Winzer Krems arbeiten ihre Geschichte auf

Winzer Krems arbeiten ihre Geschichte auf

„Wir haben über dieses große Unrecht viel zu lange geschwiegen. Jetzt ziehen wir einen Schlussstrich unter das Verdrängen!“ Nach anfänglichem Zögern haben sich die Winzer Krems zu einer umfassenden Aufbereitung ihre Gründungsgeschichte entschlossen.

Ein Buch brachte die Sache ins Rollen: In dem dokumentarischen Roman „Der Wein des Vergessens“ (Residenz Verlag) befassten sich die Historiker Bernhard Herrmann und Robert Streibel mit der Geschichte des jüdischen Weinhändlers Josef Robitschek und dessen Mutter Johanna Robitschek, bis 1938 Besitzer von Teilen des Weingutes Sandgrube in Krems.

Kerninhalt des Buches: Gleich nach„Anschluss“ Österreichs an Hitler-Deutschland, sorgte die bereits 1938 gegründete Winzergenossenschaft Krems unter der Führung ihres Obmannes Franz Aigner dafür, dass Robitscheks Besitz arisiert wurde.

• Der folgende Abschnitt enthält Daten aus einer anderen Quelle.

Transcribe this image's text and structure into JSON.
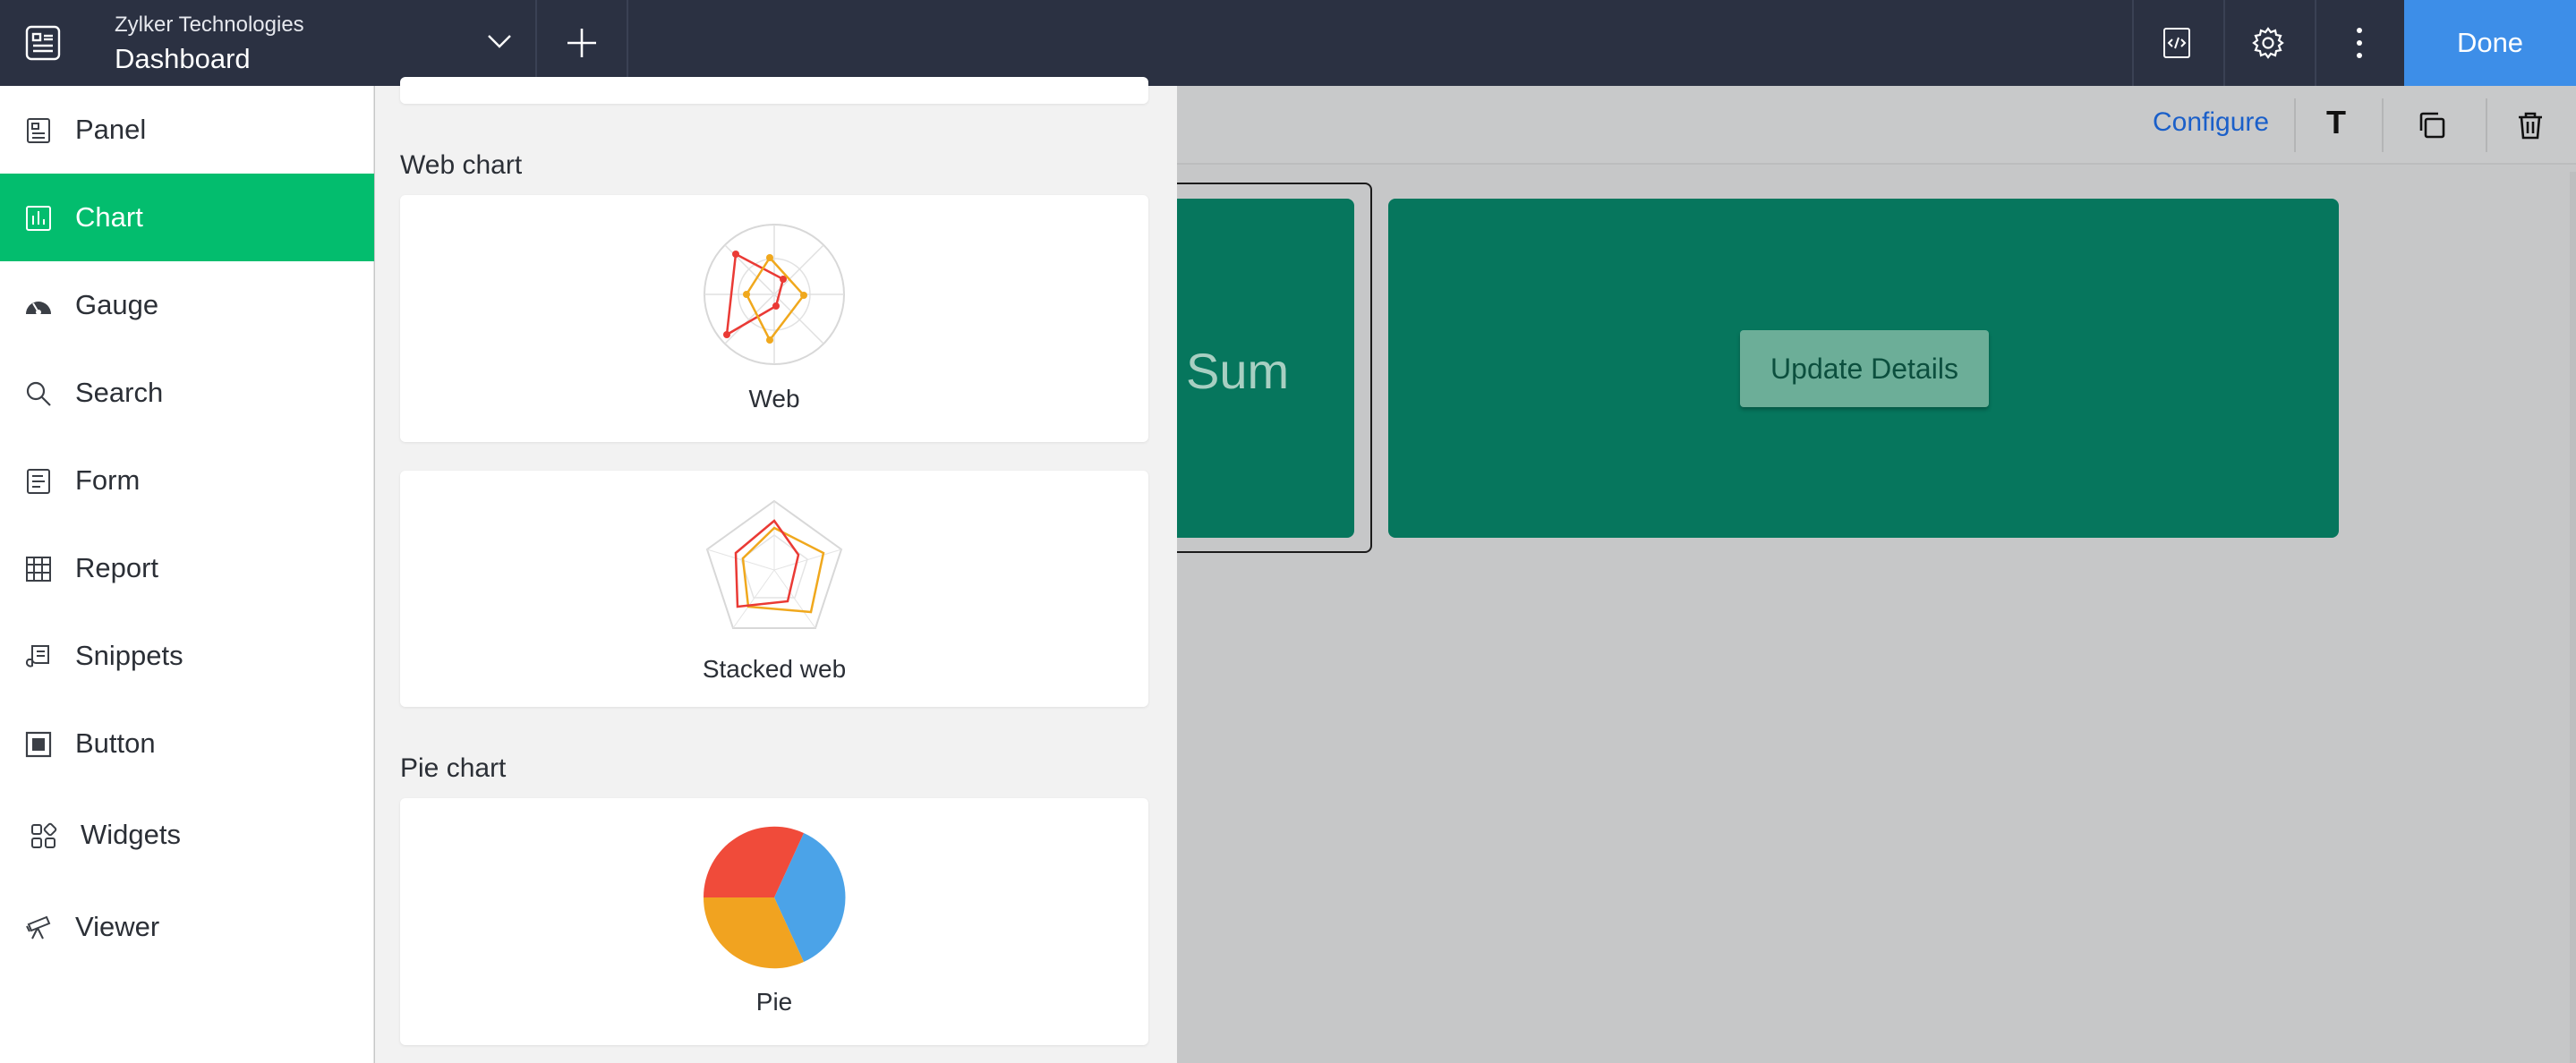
{
  "header": {
    "org_name": "Zylker Technologies",
    "dashboard_name": "Dashboard",
    "done_label": "Done"
  },
  "sidebar": {
    "items": [
      {
        "label": "Panel",
        "icon": "panel-icon"
      },
      {
        "label": "Chart",
        "icon": "chart-icon",
        "active": true
      },
      {
        "label": "Gauge",
        "icon": "gauge-icon"
      },
      {
        "label": "Search",
        "icon": "search-icon"
      },
      {
        "label": "Form",
        "icon": "form-icon"
      },
      {
        "label": "Report",
        "icon": "report-icon"
      },
      {
        "label": "Snippets",
        "icon": "snippets-icon"
      },
      {
        "label": "Button",
        "icon": "button-icon"
      },
      {
        "label": "Widgets",
        "icon": "widgets-icon"
      },
      {
        "label": "Viewer",
        "icon": "viewer-icon"
      }
    ]
  },
  "picker": {
    "sections": [
      {
        "title": "Web chart",
        "cards": [
          {
            "label": "Web",
            "icon": "web-chart-icon"
          },
          {
            "label": "Stacked web",
            "icon": "stacked-web-chart-icon"
          }
        ]
      },
      {
        "title": "Pie chart",
        "cards": [
          {
            "label": "Pie",
            "icon": "pie-chart-icon"
          }
        ]
      }
    ]
  },
  "toolbar": {
    "configure_label": "Configure",
    "text_label": "T"
  },
  "canvas": {
    "panel_text": "Sum",
    "update_button_label": "Update Details"
  },
  "colors": {
    "topbar": "#2b3142",
    "active": "#03bd6e",
    "panel": "#06765d",
    "done": "#3d8ee8",
    "link": "#1a5fc9"
  }
}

Moralische Verantwortung - Ob der im Jahre 1949 durchgeführte Restitutionsvergleich über 600.000 Schilling ein angemessener war, darüber herrscht geteilte Meinung, für die WINZER KREMS ist aber sicher, „dass wir uns der moralischen Verantwortung in dieser Sache niemals gestellt haben“, wie Franz Bauer, Obmann der WINZER KREMS, in seiner selbstkritischen Stellungnahme vor Journalisten betonte.

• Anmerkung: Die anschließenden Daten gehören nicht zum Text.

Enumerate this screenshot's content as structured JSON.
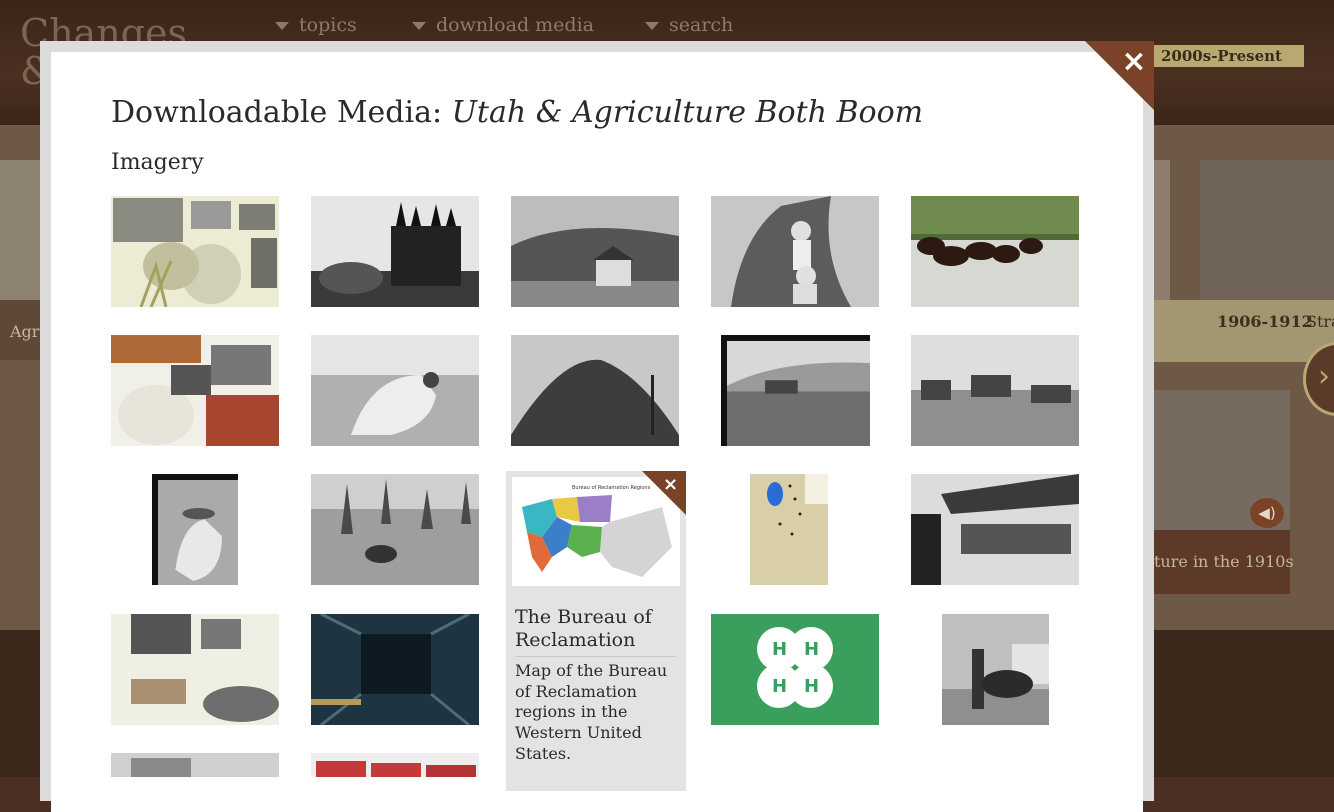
{
  "background": {
    "logo": "Changes\n& ",
    "nav": [
      {
        "label": "topics"
      },
      {
        "label": "download media"
      },
      {
        "label": "search"
      }
    ],
    "era_label": "2000s-Present",
    "left_caption": "Agr",
    "right_caption_1_year": "1906-1912",
    "right_caption_1_text": "Stra Valley Pro",
    "right_caption_2": "ture in the 1910s",
    "next_arrow": "›",
    "sound_icon": "speaker-icon"
  },
  "modal": {
    "title_prefix": "Downloadable Media: ",
    "title_topic": "Utah & Agriculture Both Boom",
    "section_title": "Imagery",
    "close_label": "×",
    "images": [
      {
        "name": "image-farm-collage",
        "tone": "collage-light"
      },
      {
        "name": "image-salt-lake-temple",
        "tone": "bw"
      },
      {
        "name": "image-farmhouse-hills",
        "tone": "bw"
      },
      {
        "name": "image-men-in-tree",
        "tone": "bw"
      },
      {
        "name": "image-cattle-drive",
        "tone": "color"
      },
      {
        "name": "image-cows-collage",
        "tone": "collage-color"
      },
      {
        "name": "image-worker-in-field",
        "tone": "bw"
      },
      {
        "name": "image-sugar-beet-pile",
        "tone": "bw"
      },
      {
        "name": "image-sugar-factory",
        "tone": "bw"
      },
      {
        "name": "image-wagons-harvest",
        "tone": "bw"
      },
      {
        "name": "image-worker-crouching",
        "tone": "bw"
      },
      {
        "name": "image-cattle-forest",
        "tone": "bw"
      },
      {
        "name": "image-bureau-map",
        "tone": "map"
      },
      {
        "name": "image-utah-map",
        "tone": "map"
      },
      {
        "name": "image-produce-market",
        "tone": "bw"
      },
      {
        "name": "image-barn-sheep-collage",
        "tone": "collage-light"
      },
      {
        "name": "image-tunnel-flume",
        "tone": "color-dark"
      },
      {
        "name": "image-4h-clover",
        "tone": "4h"
      },
      {
        "name": "image-boy-with-calf",
        "tone": "bw"
      },
      {
        "name": "image-building",
        "tone": "bw"
      },
      {
        "name": "image-canned-goods",
        "tone": "color"
      }
    ],
    "detail": {
      "title": "The Bureau of Reclamation",
      "description": "Map of the Bureau of Reclamation regions in the Western United States.",
      "close_label": "×",
      "map_title": "Bureau of Reclamation Regions"
    }
  },
  "colors": {
    "accent": "#7a4227",
    "era_badge": "#b8a970",
    "four_h_green": "#3a9e5c"
  }
}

Die WINZER KREMS hatten am 03. 07. 2019 in die Sandgrube 13 gebeten, um die wichtigsten Erkenntnisse einer wissenschaftlichen Aufarbeitung ihrer Vergangenheit zu präsentieren. Historikerin Dr. Brigitte Bailer-Galanda, Verfasserin dieser „Arisierungs- und Restitutionsgeschichte“: „Mangelndes Unrechtsbewusstsein der ehemaligen ,Ariseure´ war in den Debatten weit verbreitet. Und zahlreiche der Verfahren endeten mit mehr oder weniger befriedigenden Vergleichen, da die meisten der ehemaligen Eigentümer, so wie ja auch Paul Robitschek, nicht mehr nach Österreich zurückkehrten und sie daher bereit waren, ihren Verlust durch Geld abgelten zu lassen.“

Gedenktafel für Robiteschek - Eine ist aber zurückgekehrt: Juana-Charlotta Robitschek, die Nichte Paul Robitscheks und Enkelin Johanna Robitscheks. Sie nahm am Pressegespräch in der Sandgrube teil und enthüllte gemeinsam mit WINZER KREMS Geschäftsführer Franz Ehrenleitner eine Gedenktafel für Johanna und Paul Robitschek, die ab sofort „zentrale Station bei Führungen durch die Sandgrube“ sein soll, wie Ehrenleitner betont.

Der komplette Historikerbericht wird im Herbst veröffentlicht und über die Websites der WINZER KREMS (www.winzerkrems.at) und des Dokumentationsarchivs des Österreichischen Widerstandes (www.doew.at) online abrufbar sein.